D’écrire, jamais elle ne s’arrête !
Au fil des mots, des cartes, des lettres,
Comme la marée haute elle s’allège,
Recrache des écumes de trop-pleins du cœur,
Des crêtes sanguines à l’encre d’aventure.
Sur la page, elle laisse les vestiges
De mots amers, quand les flots abandonnent
La laisse de mer
Aux plages.
Des pépites à l’encre de nacre
Que ramasse le promeneur de l’aube
Avant que le vent ne les sublimes
Dans la montée de l’air qui tremble,
Avant que le bruit du jour ne couvre ces murmures
Qui disent tout sur tout.
Des graines d’amours espiègles
À la saveur
Des coques fraîches ouvertes sur l’estran.
Des fruits-de-mère offerts entre deux rives,
Entre deux vies.
Entre deux larmes, parfois.
Des larmes, dis-tu ? Allons !
Ce sont les embruns qui érodent son visage
Lorsque quelques bourrasques surgissent du passé.

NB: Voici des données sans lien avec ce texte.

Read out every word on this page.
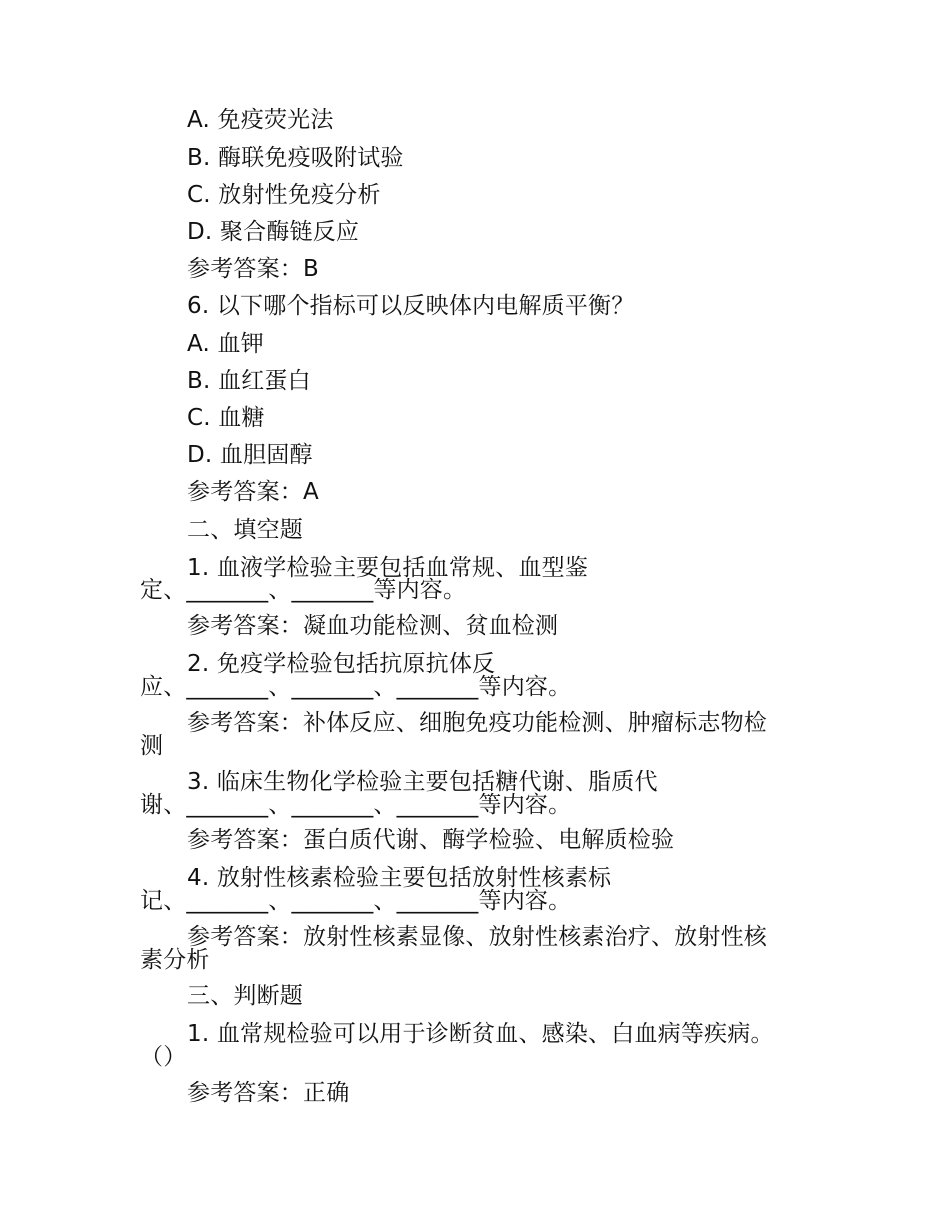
A. 免疫荧光法
B. 酶联免疫吸附试验
C. 放射性免疫分析
D. 聚合酶链反应
参考答案：B
6. 以下哪个指标可以反映体内电解质平衡？
A. 血钾
B. 血红蛋白
C. 血糖
D. 血胆固醇
参考答案：A
二、填空题
1. 血液学检验主要包括血常规、血型鉴
定、_______、_______等内容。
参考答案：凝血功能检测、贫血检测
2. 免疫学检验包括抗原抗体反
应、_______、_______、_______等内容。
参考答案：补体反应、细胞免疫功能检测、肿瘤标志物检
测
3. 临床生物化学检验主要包括糖代谢、脂质代
谢、_______、_______、_______等内容。
参考答案：蛋白质代谢、酶学检验、电解质检验
4. 放射性核素检验主要包括放射性核素标
记、_______、_______、_______等内容。
参考答案：放射性核素显像、放射性核素治疗、放射性核
素分析
三、判断题
1. 血常规检验可以用于诊断贫血、感染、白血病等疾病。
（）
参考答案：正确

Alors elle s’accroche solidement, ancre ses deux pieds à l’île,
Jumelle des patelles cramponnées à leur rocher-refuge.
La tempête passe.
Elle, repart.
Les tempêtes, avec l’âge, ça s’apprivoise
de quelques bons nœuds marins !
Pas les rêves.
Il n’existe pas d’amarre pour retenir
L’appel de l’exil.
Les mots, elle les couche au crépuscule,
Lorsque ses pupilles alertes tamisent leur lueur,
Laissent les vieux phares prendre la relève,
Veiller sur sa quête avide d’histoires et
De visages habités.
Quelle délivrance alors que de sentir sous leurs bougies
Se vider les ballaste du corps !
S’épancher l’inspiration,
S’abaisser les épaules,
L’attention !
Un café serré au fond de la cabine
Qui craque.
Elle baisse les voiles pour la nuit
Le tangage berce ses gestes et de fines lettres
Bordent son sommeil de vagues étoles.
Sans même y songer
S’amarrer à la Lune.
Son sourire rassure celui que prend le vertige
De libre-liberté.
Il est une prise sure que son regard
Au mur de l’irréalisable.
Un guide vers l’horizon qui, par magie,
Se rapproche.
Les yeux pleins d’envies, pleins d’amis
Qu’elle aime à recevoir avant de partir
Voler l’inspiration à une solitude
Savourée.
Cascade de départs sucrés-salés.
Artiste funambule des relations humaines.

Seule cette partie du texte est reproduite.